Cancer jigsaw includes tiny genetic molecules
Protein regulators could be used to identify types of tumour.
Scientists have uncovered a surprising role for non-coding genetic material in the development of cancer. The realization should help with both the diagnosis and treatment of tumours.
Cancer biologists have known for decades that some genes cause cancer by creating proteins that disrupt normal cellular growth. Now researchers have found that chunks of genetic material known as microRNAs can trigger tumours by regulating such proteins.
"Everybody has been focused on understanding how proteins fit into cancer-causing pathways, but there is another regulatory pathway that controls not the protein product but its utilization," says Greg Hannon of the Cold Spring Harbor Laboratory in New York.
Scientists have long thought of RNA as the intermediate 'messenger' between genes and proteins, because DNA is transcribed into RNA before being translated into protein.
But during the past few years, scientists have discovered that many genes are transcribed into RNA and never made into proteins. These 'non-coding' RNAs seem to act as regulators rather than messengers. They influence the expression of genes, for instance, by destroying coding RNA molecules so they cannot be translated into proteins.
This process was known to be important in normal human growth and development, but research that appears in Nature this week shows that a type of non-coding RNAs called micro-RNAs can cause disease as well. Hannon's work, for example, shows that some microRNAs can accelerate the development of cancer when transplanted into mice1.
The discovery should also help researchers to identify the type of cancer that an individual has, a step that is crucial in assigning treatment.

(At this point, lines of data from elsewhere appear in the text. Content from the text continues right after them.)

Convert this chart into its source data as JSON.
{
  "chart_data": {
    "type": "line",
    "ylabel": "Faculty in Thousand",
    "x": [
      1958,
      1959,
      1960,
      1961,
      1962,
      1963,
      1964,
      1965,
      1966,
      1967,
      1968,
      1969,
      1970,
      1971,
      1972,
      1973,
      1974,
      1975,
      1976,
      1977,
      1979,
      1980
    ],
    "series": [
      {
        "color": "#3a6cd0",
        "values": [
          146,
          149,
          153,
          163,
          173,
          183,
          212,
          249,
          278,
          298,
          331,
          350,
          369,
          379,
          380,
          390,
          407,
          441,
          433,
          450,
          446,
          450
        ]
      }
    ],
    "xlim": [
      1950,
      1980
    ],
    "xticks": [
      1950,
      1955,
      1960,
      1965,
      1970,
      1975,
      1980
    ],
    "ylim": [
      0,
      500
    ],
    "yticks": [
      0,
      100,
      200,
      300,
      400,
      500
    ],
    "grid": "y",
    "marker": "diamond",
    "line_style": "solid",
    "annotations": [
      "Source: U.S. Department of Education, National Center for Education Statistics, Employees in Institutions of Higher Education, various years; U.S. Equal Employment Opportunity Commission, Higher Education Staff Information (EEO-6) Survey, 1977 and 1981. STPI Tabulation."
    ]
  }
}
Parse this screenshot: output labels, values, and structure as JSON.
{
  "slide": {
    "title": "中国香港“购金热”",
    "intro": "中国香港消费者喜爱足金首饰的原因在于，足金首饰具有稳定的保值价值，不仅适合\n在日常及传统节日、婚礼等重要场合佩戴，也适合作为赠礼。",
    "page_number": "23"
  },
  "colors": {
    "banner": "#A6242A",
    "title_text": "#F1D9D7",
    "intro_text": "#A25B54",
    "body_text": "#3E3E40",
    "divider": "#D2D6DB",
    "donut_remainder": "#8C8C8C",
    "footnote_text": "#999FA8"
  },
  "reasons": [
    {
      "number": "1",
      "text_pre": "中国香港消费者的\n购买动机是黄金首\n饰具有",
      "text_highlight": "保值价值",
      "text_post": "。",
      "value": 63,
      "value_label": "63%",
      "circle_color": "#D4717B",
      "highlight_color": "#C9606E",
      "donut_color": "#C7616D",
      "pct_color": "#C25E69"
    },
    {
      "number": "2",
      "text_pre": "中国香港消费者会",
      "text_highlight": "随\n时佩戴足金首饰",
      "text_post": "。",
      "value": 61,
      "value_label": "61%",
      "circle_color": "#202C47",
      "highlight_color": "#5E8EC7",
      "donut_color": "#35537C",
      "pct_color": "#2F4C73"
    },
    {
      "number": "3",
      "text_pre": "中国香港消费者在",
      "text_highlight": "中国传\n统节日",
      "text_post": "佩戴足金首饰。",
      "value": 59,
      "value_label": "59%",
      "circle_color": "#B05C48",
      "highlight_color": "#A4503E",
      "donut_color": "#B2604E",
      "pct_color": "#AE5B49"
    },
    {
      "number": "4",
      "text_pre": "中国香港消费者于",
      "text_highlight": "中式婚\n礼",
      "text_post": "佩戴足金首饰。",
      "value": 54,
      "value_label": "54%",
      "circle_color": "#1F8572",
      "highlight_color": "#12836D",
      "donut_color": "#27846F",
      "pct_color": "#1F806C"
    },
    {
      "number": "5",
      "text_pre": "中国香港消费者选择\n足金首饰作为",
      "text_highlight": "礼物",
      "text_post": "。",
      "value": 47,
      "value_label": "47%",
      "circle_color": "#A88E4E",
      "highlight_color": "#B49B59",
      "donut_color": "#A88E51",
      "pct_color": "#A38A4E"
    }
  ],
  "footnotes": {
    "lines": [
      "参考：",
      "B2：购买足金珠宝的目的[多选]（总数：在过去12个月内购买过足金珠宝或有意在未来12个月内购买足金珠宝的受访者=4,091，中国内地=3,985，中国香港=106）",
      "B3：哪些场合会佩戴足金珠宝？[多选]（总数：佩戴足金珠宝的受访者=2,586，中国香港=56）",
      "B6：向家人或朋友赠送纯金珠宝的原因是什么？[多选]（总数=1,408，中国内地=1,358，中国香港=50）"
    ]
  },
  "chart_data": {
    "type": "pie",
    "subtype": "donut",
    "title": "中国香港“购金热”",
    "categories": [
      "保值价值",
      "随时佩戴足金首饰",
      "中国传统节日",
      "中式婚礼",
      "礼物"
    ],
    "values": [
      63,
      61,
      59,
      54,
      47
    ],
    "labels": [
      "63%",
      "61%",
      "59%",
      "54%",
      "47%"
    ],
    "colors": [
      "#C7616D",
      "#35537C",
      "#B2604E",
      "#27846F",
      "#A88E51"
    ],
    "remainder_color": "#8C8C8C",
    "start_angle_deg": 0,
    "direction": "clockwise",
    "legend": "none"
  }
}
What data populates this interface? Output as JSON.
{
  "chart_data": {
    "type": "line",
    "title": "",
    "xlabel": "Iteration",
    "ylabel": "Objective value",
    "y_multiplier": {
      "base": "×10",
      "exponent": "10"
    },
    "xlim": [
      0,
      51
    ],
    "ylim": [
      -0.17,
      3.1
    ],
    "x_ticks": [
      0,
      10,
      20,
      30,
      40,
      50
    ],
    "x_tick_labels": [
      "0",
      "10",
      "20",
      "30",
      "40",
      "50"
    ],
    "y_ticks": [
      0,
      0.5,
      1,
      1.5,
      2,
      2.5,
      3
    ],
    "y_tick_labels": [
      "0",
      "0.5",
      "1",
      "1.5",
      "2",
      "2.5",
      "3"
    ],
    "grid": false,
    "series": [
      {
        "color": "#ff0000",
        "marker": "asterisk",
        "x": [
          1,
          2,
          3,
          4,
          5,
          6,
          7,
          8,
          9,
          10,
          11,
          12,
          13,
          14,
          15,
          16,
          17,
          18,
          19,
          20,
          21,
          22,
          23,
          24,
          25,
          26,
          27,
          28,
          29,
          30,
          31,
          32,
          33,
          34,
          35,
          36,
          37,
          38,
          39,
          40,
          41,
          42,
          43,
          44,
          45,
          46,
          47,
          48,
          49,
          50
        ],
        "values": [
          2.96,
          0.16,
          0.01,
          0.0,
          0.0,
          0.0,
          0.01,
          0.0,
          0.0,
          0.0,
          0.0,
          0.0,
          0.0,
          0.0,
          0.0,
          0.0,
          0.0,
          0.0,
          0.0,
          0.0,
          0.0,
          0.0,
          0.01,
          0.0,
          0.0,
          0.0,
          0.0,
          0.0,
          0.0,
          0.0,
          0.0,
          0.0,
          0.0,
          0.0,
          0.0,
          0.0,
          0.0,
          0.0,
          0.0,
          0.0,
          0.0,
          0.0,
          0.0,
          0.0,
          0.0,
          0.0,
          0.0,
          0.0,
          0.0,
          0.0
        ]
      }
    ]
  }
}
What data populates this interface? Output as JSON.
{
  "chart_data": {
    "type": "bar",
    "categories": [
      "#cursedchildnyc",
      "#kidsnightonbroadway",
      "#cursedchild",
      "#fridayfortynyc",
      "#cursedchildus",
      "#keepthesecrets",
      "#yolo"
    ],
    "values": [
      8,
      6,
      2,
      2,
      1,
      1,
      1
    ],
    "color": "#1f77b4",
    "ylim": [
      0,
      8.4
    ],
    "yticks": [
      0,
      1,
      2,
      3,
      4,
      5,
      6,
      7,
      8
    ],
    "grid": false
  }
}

Todd Golub's lab at the Dana-Farber Cancer Institute in Boston, Massachusetts, has found that different types of tumour express different levels of microRNAs2. By measuring the levels of expression of 217 genes in different types of cancers, Golub and colleagues made microRNA 'profiles' of many cancers. The researchers showed they could use these profiles to diagnose the origin of tumours that are difficult to classify by the traditional method of looking at cell shape and character under a microscope.
MicroRNA profiling also worked better than existing genetic profiling methods, correctly diagnosing 12 of 17 tricky tumours. The existing method diagnosed only one of these tumours correctly.
Others note that the discovery could have knock-on effects for treatment strategies. "These papers show that microRNAs are potentially therapeutic. You could deliver them to tumours, maybe in combination, or even along with chemotherapeutic drugs," says John Rossi, a molecular biologist at the Beckman Research Institute in Duarte, California. "A lot of people are going to want to follow up on this work."
- He L., et al. Nature, 435. 828 - 833 (2005).
- Lu J., et al. Nature, 435. 834 - 838 (2005).